Sunset - Larnaca

Sunset - Larnaca

Wednesday, 21 October 2015

Christ - Revealing True Humanity

From an essay presentation given to the 'Theological Anthropology' class of the University of Edinburgh. As a preview to a forthcoming post, this summarises the key points; and the main essay shall be posted by the end of November. 

What place should Christology have in the articulation of a theological anthropology?

Christ is perfect man, Who lives perfectly, showing us what it means to be human. Not only does He reveal God to us; he also reveals humanity to us.

I will argue that Christology should be central to Theological Anthropology, as Christ rebuilds the bridge between humanity and divinity. He not only reveals God to us, but also simultaneously reveals what it means to be human. In arguing this, I will concentrate on the writings of St Maximus the Confessor, St John of Damascus and other Patristic writings, highlighting the fundamental link between Christology and the salvation and understanding of man. Furthermore I will highlight how the Christology of the Church, affirmed in the Ecumenical Councils, has always been central to our understanding of what it means to be human. 

Orthodox Christian Theology highlights, as Saint Athanasius, Justin Martyr and Clement of Alexandria proclaim, that ‘God became man so that men might become gods.’ In other words, the incarnation of the Word, God descending down to humanity, dying on the cross, raising from the dead and granting us life, is essential in understanding that the goal of man is to have complete unity with God, being in His image and likeness.

From a Patristic point of view, we cannot separate anthropology with Christology. Our faith in the Θεάνθρωπος, Who is fully God and fully man, leads to a fuller understanding of who we are. In Christ, we have anthropophany - the revelation of humanity. The Christian Church has always emphasised the fact that our existence depends on communion and relationship with God. As John Zizioulas, Metropolitan of Pergamon writes, ‘man exists truly in unbroken relationship with God.’ 

In Christ we see the first true human being - not broken or fallen, but without sin. Pontius Pilate says, when condemning the Lord to death, ‘Behold the Man’ (John 19:5)  In this way, we could then conclude, that Jesus Christ is the true image of God. ‘If man is the image of the divine nature and if the divine nature is free, so is the image’ St Maximus writes. Here we find a direct link with Christ our God, the perfect image of man, and us as human beings, striving to unite with Jesus Christ.

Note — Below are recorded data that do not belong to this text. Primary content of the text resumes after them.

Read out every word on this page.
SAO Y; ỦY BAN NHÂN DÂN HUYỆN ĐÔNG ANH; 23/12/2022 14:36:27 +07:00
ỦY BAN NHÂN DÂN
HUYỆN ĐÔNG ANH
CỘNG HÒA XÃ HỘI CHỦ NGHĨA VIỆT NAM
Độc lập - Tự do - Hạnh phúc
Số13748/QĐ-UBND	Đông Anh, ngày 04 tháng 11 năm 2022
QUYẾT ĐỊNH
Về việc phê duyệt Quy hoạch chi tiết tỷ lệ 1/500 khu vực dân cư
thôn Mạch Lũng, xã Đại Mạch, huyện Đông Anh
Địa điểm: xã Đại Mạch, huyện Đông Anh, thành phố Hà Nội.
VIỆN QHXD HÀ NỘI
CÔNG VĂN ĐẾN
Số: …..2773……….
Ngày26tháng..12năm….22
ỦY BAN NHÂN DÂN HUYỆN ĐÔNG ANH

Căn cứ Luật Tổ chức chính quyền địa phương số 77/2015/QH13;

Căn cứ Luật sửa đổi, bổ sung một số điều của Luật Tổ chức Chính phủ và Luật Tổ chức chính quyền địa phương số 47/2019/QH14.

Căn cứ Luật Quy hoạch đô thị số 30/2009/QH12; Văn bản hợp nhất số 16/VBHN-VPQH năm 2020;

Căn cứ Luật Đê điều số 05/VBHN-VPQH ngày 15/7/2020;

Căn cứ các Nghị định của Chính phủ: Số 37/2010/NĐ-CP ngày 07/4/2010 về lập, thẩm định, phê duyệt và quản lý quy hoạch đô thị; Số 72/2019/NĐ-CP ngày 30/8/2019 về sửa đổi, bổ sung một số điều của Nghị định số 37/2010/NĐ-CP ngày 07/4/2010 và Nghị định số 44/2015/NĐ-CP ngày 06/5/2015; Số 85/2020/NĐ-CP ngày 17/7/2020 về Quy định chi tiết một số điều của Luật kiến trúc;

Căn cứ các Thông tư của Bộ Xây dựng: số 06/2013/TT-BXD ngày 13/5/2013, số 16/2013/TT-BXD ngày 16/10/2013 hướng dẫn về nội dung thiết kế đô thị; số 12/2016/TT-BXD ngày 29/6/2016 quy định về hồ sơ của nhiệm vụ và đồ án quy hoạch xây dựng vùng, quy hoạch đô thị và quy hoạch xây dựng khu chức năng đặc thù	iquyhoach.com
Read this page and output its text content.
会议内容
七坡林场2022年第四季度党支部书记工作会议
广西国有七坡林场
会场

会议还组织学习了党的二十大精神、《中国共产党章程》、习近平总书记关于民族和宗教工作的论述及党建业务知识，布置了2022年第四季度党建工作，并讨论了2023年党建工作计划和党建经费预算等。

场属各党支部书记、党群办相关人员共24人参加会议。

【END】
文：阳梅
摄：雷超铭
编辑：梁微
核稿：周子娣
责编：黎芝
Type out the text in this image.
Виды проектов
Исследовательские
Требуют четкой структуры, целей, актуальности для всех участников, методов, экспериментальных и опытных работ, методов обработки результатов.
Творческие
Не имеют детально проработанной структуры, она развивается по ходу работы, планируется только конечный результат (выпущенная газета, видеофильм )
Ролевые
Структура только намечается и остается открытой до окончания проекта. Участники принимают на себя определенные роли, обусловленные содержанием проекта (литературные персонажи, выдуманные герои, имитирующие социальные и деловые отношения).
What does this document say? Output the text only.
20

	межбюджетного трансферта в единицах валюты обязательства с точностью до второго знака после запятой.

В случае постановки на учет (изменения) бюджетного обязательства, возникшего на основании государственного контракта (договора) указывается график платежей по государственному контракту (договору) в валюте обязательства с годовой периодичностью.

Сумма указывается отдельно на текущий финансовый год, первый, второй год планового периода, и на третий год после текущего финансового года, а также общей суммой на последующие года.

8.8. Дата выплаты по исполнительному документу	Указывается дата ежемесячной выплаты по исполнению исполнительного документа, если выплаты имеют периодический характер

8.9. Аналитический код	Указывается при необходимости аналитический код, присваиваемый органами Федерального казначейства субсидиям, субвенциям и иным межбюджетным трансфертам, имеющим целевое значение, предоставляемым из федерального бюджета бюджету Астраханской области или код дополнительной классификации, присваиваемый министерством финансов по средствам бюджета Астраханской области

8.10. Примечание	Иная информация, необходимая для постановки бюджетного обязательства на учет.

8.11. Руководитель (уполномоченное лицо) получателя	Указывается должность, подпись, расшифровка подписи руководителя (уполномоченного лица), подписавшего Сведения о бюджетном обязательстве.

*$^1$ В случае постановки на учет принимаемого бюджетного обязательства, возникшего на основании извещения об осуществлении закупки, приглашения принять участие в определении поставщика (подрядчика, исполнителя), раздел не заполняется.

Man possesses a natural will, and that will for St Maximus is known as ‘η κατα φήσιν αυτοεξουσιότης’ , a freedom of nature. This is in conformity with divine freedom and unable to lead to anything but the good. Again, we see that the human being is truly bound to Christ, the source of our Freedom, and goodness. As Meyendorff writes in his well known book ‘Christ in Eastern Christian thought,’ when discussing Saint Maximus: 

 ‘Man is inseparable from God, and since he thus possesses a particular relationship with the Logos he reflects the latter’s cosmic role.’  

Finally, throughout my essay I will discuss how the doctrine of the salvation of man, fully relies upon the doctrine of Christ. St Maximus explains this as a double movement; a divine movement toward man consisting of making God partakable of by creation, and a human movement towards God, willed from the beginning by the Creator and restored in Christ. The hypostatic union of these two movements in the incarnate Word constitutes the essence of Maximus’ Christology; two natures imply two energies or wills meeting one another. This links to what St Basil says, that ‘ God’s energies descend to us.’

To conclude, I will argue that Christology should be central to Theological Anthropology, as Christ rebuilds the bridge between humanity and divinity, granting man salvation and union with Him.